Streamlining the VAT registration process: an update

vat 1Background

The Taxation Laws Amendment Act (31/2013) introduced legislative amendments aimed at streamlining the value added tax (VAT) registration process as contained in the Value Added Tax Act (89/1991).

In the 2013 Budget Minister of Finance Pravin Gordhan indicated that there would be efforts to reorganise the VAT registration process in order to ease the compliance burden of the registration requirements.
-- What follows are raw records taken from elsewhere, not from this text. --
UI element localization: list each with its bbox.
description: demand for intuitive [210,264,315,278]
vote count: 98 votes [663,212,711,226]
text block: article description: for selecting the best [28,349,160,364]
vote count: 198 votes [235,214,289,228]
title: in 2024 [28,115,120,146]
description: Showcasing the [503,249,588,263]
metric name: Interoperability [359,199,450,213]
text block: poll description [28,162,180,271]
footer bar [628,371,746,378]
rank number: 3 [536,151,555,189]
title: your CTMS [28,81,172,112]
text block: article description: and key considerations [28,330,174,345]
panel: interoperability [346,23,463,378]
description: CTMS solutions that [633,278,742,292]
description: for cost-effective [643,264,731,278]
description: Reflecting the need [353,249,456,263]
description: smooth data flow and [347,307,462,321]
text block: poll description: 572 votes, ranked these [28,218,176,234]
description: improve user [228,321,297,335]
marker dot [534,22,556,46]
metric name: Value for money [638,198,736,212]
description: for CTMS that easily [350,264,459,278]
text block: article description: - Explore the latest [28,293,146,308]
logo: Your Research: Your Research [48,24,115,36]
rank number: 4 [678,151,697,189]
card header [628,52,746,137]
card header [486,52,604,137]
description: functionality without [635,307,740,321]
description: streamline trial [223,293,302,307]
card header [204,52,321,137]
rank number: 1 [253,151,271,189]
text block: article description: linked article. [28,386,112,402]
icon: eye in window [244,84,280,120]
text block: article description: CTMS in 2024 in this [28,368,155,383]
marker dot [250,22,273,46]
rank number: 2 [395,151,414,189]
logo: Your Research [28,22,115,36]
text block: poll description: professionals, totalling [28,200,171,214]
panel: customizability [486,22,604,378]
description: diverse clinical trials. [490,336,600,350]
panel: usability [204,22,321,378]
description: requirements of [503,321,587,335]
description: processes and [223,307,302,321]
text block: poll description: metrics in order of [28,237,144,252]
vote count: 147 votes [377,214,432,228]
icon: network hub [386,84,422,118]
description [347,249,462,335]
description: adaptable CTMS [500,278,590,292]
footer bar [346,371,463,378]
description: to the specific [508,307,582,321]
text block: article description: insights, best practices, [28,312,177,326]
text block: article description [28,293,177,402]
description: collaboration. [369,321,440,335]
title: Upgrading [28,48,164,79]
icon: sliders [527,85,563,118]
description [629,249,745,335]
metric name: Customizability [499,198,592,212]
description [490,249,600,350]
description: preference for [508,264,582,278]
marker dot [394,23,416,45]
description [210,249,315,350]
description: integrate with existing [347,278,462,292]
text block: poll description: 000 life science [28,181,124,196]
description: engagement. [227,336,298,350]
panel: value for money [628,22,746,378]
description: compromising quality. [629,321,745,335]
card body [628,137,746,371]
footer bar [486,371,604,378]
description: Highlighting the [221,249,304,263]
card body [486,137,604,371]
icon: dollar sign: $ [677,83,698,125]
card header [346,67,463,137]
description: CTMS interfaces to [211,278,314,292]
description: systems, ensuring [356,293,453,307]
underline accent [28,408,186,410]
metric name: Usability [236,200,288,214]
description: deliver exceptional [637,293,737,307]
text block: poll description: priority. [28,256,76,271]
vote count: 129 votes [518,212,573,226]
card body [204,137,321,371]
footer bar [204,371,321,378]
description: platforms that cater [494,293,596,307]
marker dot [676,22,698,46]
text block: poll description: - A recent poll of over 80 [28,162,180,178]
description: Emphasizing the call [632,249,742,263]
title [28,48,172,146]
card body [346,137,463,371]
This culminated in amendments being made to Sections 23(3)(b)(ii) and 23(3)(d) of the VAT Act, respectively.

The VAT Act requires any person that carried on an enterprise in South Africa to register as a VAT vendor where the total value of the taxable supplies made from the carrying on of such an enterprise exceeded, or was reasonably expected to exceed, R1 million in a 12-month period.

Prior to the amendments, Section 23(3)(b)(ii) of the VAT Act allowed persons that did not meet this R1 million threshold to register voluntarily as VAT vendors where the total value of taxable supplies made from the carrying on of an enterprise had already exceeded R50,000 in a 12-month period and it was expected that the value of such taxable supplies would exceed R50,000 in future.

Also, Section 23(3)(d) of the VAT Act provided that a person that continuously and regularly carried on an activity which could reasonably be expected to result in taxable supplies being made for consideration only after a period of time, and where the total value of taxable supplies could reasonably be expected to exceed R50,000 in a period of 12 months, was entitled to register as a VAT vendor.

Developments

A South African Revenue Service briefing note on the draft regulations for registration as VAT vendors was released earlier this year and draft regulations in terms of Sections 23(3)(b)(ii) and 23(3)(d) of the VAT Act were published for comment.

In an attempt to “ease the compliance-burden while guarding against fraud”,(1) the following amendments to the VAT registration process have been introduced with effect from April 1 2014:

Section 23(3)(b)(ii) of the VAT Act has been broadened to allow a person to register voluntarily as a VAT vendor where that person has not yet made any taxable supplies or has made taxable supplies which do not exceed R50,000, and there is a reasonable expectation that such a person will make taxable supplies exceeding R50,000 within 12 months from the date of registration.

Section 23(3)(d) now provides that if a person continuously and regularly carries on an activity of a nature set out in the regulations published by the minister and, in consequence of the nature of such activity, is likely to make taxable supplies only after a period of time, such person will be entitled to register as a VAT vendor. The draft regulations provide that these activities include agriculture, forestry, aquaculture, mining, construction, property development and infrastructure.

It will be interesting to see whether promulgation of these regulations will improve the process of VAT registration and ease the compliance burden that prospective VAT vendors have struggled with over the years.